Game Discourse Fails to Transcend Price Tags
Back to the ArchivePrices for video games keep climbing, and we all hate it. But here’s another perspective: rising prices hurt the role of video games as a piece of art. Mario Kart World cost me 80 bucks, and I’d love to play Donkey Kong Bananza if it weren’t locked behind the 70. Even though I’m incredibly excited for the new Resident Evil, I know it will be in negotiation with my wallet.
What gives me hope, though, are moments like the recent Kirby Air Riders direct, where Sakurai lamented the addition of a second button. It filled me with joy and certainty that game design still carries artistic value. These games shape the popular market for video games, and disregarding that market in your analysis is a big problem. So should the way they transform the market even matter when we examine their artistic value?
I’ve been listening to an incredible German podcast where four experts dissect different recordings of a single classical piece of music. To me, the pieces sometimes just sound like cool tunes, but the four can take them apart brutally in how they intersect with the orchestra’s skill, the composer’s intent, or the conductor’s unique style. That works because music has had centuries to build a strong theoretical foundation for this kind of expert discourse. Guess what doesn't have that?
Some argue that indie games provide that missing “meta” context. And yes, indie games have been incredible, pushing boundaries and tearing through the popular market with stuff like Balatro. But in celebrating them, we’ve blurred the lines. The AA market (games that lack blockbuster budgets but want to be seen as important artifacts still) has further muddied the waters. Many of these games have been groundbreaking, but what’s left is a landscape that makes it harder, not easier, to talk about games as art.
Take Clair Obscur: Expedition 33. Made by 33 developers, it’s the game about grief ™, the bee's knees for critics and chuds, the RPG that shows the crusty RPG devs how it’s done. I had a lukewarm response to it. I called it “bedeutungsschwanger”(German for “pregnant with meaning”), and I found the surrounding discussion pretentious and misguided.
I felt similarly back when Stardew Valley released. It’s a game I love deeply, but its reputation as both a one-man miracle project (which is a can of worms we should open more often) and as the poster child of the cozy games ™: games portraying a world that is good and without friction. Not only do people disregard the legacy of the genres Stardew Valley drew from, but is manifested a trend towards games' ultimate value of escape, which now has left us with the boring ass "leave politics out of my games" discussion.
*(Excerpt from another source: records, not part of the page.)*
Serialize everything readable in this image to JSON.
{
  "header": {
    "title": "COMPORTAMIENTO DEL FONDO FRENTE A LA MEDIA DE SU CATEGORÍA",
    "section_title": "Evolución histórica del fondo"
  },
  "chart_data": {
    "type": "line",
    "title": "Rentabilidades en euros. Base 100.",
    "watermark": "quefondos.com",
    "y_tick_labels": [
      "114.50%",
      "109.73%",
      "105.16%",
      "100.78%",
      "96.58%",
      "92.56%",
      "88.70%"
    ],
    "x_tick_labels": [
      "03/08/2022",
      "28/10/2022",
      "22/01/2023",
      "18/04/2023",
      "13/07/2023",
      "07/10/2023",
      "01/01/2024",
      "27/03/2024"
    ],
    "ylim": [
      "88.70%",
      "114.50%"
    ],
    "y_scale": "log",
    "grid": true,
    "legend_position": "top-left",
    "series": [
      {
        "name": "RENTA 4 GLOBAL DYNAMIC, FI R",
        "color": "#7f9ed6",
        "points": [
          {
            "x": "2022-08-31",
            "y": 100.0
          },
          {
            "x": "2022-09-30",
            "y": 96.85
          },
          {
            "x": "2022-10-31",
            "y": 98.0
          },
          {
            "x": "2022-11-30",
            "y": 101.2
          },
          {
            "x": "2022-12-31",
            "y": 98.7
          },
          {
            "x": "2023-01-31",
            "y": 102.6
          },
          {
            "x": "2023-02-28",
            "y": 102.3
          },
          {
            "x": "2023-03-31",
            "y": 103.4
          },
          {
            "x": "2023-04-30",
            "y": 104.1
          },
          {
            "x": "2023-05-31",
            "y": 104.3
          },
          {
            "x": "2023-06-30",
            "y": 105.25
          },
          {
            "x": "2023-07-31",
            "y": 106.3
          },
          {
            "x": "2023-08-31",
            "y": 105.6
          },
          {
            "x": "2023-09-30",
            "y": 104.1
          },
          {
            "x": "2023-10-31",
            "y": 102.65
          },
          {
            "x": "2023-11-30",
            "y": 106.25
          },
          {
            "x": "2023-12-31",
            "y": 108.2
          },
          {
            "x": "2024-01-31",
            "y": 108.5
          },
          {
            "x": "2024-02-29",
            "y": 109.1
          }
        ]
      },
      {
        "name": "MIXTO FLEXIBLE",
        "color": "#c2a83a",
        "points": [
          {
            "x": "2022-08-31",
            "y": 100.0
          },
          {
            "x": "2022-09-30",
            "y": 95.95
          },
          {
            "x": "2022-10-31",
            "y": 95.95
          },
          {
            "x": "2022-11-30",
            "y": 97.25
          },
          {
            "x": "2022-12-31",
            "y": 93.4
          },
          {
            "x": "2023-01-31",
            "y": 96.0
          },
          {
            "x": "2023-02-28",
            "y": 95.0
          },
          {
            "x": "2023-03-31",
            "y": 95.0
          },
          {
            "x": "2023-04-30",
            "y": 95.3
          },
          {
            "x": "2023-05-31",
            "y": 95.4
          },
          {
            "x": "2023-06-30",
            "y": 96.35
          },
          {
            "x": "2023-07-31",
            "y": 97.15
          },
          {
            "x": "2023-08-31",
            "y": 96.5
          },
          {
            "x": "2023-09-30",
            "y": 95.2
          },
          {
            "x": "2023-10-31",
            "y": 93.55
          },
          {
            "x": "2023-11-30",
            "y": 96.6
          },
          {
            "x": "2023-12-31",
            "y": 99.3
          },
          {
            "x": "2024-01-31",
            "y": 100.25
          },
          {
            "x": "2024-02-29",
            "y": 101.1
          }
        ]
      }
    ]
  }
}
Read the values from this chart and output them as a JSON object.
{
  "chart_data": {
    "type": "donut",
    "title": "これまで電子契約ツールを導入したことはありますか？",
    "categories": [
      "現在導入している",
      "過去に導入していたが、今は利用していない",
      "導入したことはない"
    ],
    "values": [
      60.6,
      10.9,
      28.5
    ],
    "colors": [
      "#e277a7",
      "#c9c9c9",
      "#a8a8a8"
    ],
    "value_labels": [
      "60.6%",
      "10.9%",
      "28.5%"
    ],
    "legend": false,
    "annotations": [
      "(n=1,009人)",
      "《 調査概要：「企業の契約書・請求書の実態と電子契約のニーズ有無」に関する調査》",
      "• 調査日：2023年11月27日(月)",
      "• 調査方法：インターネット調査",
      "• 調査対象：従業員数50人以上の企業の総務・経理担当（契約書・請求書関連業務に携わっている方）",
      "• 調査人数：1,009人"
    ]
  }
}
These labels and expectations strip us of meaningful discussions around inventive design, disruptive narratives, or genuine paradigm shifts. Instead, in today’s oversaturated market, we end up praising anything Elden Ring or embracing whatever’s quirky and escapist today.
So what’s the outlook? I think the wave of layoffs across game journalism is at the root of the problem. Game Informer is back, so that's cool! Still, capitalism bad isn’t a solution and strips us of any sense of agency. Here are a few ideas, I do want pushback on:
- Game journalists need to put more effort into being timely and appealing to players. Games are a medium that live in a different context than music, books, or film. Why should players care about your work? Do you care about it? This is the moment for game journalists to speak up and prove their relevance. If your site or app is bad, nothing will change. If I can't find your best work, I won't remember you. That's probably the toughest problem to solve with how shit the industry is, but reaching a big audience or focussing on nurturing a small community is not impossible anymore.
- We need to discuss games less on Reddit. The platform has shifted from topical discussion to endless loops of opinion. Posting on popular subreddits rarely contributes anything meaningful to the discourse.
- We need to reflect more before we share. Sit with what you’ve played. Think about how it informed your real experiences with the game. Write up your thoughts, shape them however you want, and then maybe share and don’t respond immediately. Online culture is way too fast for meaningful reflection.
That's all. I'd love to dig deeper into how especially queer media has always been doing the better job at embracing games as art but still is shit at it. I also feel like game studies as a research field has been making some amazing contributions that still fail to reach the public eye. I recently said that artists need a science communication department, and that's maybe worth thinking about. Even though it's easy to latch on to the quickest thoughts and opinions, I hope for future gaming communities to become slower and more mindful of legacy.